Gribling Sander, de Laat David, Laurent Monique
1CWI, Amsterdam, Netherlands.
2Tilburg University, Tilburg, Netherlands.
Math Program. 2018;170(1):5-42. doi: 10.1007/s10107-018-1287-z. Epub 2018 May 21.
In this paper we study optimization problems related to bipartite quantum correlations using techniques from tracial noncommutative polynomial optimization. First we consider the problem of finding the minimal entanglement dimension of such correlations. We construct a hierarchy of semidefinite programming lower bounds and show convergence to a new parameter: the minimal average entanglement dimension, which measures the amount of entanglement needed to reproduce a quantum correlation when access to shared randomness is free.

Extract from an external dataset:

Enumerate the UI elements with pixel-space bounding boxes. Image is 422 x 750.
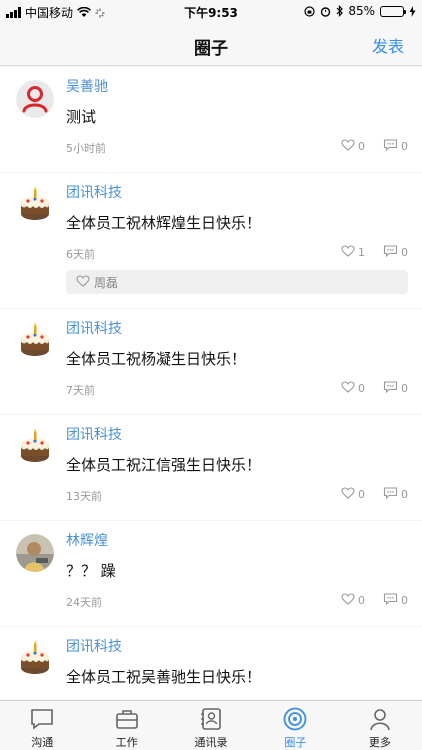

Then we study optimization problems over synchronous quantum correlations arising from quantum graph parameters. We introduce semidefinite programming hierarchies and unify existing bounds on quantum chromatic and quantum stability numbers by placing them in the framework of tracial polynomial optimization.
在本文中,我们运用迹非交换多项式优化技术研究与二分量子关联相关的优化问题。首先,我们考虑寻找此类关联的最小纠缠维度的问题。我们构建了半定规划下界的层次结构,并证明其收敛到一个新参数:最小平均纠缠维度,该参数衡量在可自由访问共享随机性的情况下重现量子关联所需的纠缠量。然后,我们研究由量子图参数产生的同步量子关联上的优化问题。我们引入半定规划层次结构,并通过将它们置于迹多项式优化框架中来统一关于量子色数和量子稳定数的现有界。